あいつはどうした飛ばされたのか?と少年は思った。
「おお、まさか本当にこんな辺境な地に現れていたとは。どうりで我々が血眼(ちまなこ)になって探しても見付からない訳だ」
「なんだよ俺等悪くねーし、つーか違う扱いしたのそっちだーー「しっっ!!」
「んだよ父(おっとう)」
「いいからお前は黙っちょけ」
モヤモヤしながら少年は黙る。しかし納得がいかない。
そこで神官の部下らしき人が駆け足でやって来た。先程の確保集団とは別の人である。ちなみに確保集団はずっと後ろに居るのだが、ビシッと姿勢を正し気配を消していた。
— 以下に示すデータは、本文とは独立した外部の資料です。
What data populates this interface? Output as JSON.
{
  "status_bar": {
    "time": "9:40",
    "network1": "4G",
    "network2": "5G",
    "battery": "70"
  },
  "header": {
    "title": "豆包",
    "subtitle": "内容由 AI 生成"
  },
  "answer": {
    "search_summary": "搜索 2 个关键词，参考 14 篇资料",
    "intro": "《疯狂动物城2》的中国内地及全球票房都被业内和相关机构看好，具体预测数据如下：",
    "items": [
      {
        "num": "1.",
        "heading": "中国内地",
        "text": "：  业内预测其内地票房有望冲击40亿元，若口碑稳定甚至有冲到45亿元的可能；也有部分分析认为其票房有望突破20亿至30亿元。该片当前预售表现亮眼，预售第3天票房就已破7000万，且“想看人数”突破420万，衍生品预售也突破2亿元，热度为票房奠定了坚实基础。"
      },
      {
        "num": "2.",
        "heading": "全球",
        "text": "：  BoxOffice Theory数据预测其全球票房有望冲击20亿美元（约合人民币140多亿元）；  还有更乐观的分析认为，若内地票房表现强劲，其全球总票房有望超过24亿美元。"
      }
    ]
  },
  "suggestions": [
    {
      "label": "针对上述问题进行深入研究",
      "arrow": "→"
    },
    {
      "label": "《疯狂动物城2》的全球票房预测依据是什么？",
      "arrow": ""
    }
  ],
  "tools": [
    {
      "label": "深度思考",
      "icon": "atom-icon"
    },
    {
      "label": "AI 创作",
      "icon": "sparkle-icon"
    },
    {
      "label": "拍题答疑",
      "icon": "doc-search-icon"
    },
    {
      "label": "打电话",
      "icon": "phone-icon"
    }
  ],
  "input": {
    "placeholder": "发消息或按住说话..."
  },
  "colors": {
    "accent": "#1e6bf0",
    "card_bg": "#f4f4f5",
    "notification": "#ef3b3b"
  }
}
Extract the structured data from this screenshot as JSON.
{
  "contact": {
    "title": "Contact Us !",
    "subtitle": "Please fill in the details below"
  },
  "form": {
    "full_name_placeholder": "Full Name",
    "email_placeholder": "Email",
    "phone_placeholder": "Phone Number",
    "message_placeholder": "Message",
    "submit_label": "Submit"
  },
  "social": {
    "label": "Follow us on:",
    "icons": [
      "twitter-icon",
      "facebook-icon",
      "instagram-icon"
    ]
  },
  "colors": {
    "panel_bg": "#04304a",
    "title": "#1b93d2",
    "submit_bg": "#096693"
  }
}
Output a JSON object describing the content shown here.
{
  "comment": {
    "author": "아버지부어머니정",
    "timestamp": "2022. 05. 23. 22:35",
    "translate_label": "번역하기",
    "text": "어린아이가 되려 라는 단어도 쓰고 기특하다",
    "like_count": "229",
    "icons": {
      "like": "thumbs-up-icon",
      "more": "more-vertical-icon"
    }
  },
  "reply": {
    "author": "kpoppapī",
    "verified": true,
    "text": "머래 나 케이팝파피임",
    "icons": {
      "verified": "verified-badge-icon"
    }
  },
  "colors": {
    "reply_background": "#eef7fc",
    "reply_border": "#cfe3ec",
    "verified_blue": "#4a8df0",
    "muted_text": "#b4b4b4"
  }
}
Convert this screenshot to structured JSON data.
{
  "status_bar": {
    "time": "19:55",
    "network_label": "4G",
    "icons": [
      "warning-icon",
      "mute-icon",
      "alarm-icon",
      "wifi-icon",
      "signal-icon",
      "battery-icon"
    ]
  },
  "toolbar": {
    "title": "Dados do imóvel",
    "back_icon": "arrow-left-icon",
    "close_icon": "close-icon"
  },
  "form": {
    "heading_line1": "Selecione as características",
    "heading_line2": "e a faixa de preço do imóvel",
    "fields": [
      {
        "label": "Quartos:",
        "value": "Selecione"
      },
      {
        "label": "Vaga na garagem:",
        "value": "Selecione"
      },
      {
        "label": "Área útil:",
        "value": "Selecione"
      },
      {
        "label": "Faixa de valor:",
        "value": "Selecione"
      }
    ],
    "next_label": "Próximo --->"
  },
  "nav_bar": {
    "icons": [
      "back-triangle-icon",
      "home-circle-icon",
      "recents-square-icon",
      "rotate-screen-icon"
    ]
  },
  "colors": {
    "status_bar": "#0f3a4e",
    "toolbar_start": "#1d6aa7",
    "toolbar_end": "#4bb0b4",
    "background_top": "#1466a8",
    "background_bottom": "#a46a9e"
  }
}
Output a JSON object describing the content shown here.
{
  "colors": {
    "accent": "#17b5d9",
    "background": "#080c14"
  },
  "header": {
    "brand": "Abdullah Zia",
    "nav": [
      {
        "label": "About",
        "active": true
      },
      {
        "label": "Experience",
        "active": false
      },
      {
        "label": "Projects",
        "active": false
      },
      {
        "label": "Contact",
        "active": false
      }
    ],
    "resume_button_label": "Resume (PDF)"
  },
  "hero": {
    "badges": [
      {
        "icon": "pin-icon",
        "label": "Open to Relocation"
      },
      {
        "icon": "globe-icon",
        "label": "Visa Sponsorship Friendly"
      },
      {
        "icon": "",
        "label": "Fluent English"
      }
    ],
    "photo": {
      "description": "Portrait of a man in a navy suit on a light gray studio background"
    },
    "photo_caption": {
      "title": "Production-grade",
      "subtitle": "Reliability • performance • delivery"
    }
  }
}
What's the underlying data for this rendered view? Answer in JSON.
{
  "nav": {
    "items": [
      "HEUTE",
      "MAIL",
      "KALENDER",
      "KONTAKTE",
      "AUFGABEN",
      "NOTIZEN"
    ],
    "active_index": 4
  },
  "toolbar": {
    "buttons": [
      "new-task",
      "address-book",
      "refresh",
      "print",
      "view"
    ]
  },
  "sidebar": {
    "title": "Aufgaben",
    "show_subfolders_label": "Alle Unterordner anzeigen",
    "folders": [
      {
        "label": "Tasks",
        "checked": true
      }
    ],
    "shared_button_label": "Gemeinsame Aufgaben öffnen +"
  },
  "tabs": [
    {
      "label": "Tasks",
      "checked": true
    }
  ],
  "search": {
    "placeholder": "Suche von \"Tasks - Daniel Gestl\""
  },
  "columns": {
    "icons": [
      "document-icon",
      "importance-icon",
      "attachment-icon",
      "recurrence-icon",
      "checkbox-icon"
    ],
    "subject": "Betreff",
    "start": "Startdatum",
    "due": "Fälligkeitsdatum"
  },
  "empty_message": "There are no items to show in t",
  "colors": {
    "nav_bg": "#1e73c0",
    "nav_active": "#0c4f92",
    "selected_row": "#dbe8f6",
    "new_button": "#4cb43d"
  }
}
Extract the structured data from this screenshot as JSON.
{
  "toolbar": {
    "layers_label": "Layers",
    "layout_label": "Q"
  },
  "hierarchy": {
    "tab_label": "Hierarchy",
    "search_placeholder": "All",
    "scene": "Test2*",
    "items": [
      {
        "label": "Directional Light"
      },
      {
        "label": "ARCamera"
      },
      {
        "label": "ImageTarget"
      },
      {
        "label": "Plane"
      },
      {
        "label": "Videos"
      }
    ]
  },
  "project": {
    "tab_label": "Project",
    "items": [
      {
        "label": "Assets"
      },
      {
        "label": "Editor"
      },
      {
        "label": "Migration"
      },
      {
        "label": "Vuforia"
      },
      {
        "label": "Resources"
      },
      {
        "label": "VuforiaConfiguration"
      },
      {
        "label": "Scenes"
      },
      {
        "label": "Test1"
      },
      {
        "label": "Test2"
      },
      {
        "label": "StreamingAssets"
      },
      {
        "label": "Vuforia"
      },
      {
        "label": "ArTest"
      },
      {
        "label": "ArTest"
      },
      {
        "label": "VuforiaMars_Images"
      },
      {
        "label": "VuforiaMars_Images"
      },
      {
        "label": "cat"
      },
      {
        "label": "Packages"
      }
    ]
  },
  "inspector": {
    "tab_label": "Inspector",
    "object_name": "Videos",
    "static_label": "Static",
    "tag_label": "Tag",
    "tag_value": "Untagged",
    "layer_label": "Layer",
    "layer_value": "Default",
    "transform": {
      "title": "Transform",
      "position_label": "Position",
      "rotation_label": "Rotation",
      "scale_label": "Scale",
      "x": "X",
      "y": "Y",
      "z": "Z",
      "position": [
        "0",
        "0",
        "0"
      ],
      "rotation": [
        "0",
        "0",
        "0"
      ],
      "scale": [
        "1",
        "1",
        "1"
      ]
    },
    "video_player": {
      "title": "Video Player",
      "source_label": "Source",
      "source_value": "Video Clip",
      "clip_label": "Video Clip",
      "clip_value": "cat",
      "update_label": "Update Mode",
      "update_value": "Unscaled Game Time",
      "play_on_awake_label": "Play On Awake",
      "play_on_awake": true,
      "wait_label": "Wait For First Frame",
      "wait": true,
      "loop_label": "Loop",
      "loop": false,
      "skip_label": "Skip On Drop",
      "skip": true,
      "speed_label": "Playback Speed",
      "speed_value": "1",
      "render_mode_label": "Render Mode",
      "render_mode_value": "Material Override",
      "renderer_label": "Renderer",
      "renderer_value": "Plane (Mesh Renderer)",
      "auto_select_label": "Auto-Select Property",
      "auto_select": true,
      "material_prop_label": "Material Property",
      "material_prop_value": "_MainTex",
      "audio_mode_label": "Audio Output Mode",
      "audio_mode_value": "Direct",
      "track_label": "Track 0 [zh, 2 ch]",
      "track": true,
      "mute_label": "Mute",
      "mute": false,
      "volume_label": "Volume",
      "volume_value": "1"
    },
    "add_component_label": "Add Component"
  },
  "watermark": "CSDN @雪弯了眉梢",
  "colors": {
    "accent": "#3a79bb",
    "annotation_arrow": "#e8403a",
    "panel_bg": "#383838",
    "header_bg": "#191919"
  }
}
「クロス神官。この二人の名前が判明しました。どうも元々流民のようで、村に出生登録されていなかったので探すのに手間取りました」
「うむ。しかし判明したのなら良い。さて、二人の詳細な情報を聞かせてくれ」
「はい。では、まずーーー」
父(48)
エレネスト・ローリング・ヴァガバンド。
元各地を渡り歩く旅人で、幼子と共に村に住み着き、狩の経験から村に出没する害獣駆除の仕事で生計を賄っている。魔力はなし。どうも旅先で結婚していたようですが、妻には逃げられたようです。可哀想に。
「余計なお世話じゃ!!」
「では、次にーーー」
息子(14)
テレンシオ・ローリング・ヴァガバンド。
父と共に村の害獣駆除を生業として生活。たまに村人の畑を耕す手伝いをしている。村一番の問題児というか、わんぱく者で、つい先日村に出たタランチュラベアーを村の子供達と共にそこらにあった石や農具を投げ、隙を見て棍棒でボコ殴りにして撃退。子供達の間からはガキ大将扱いされているそうです。
「そして、今回の勇者候補であります」
以上です、と神官の部下が手帳を閉じた。
「……
神官がエレネストとテレンシオを見る。
その視線に気付いたテレンシオが神官を睨み付けた。
「なんだよ」
「いや、何の因果かと思っての」
「?」
神官は意味が分からないと顔に書いているテレンシオから視線を外した。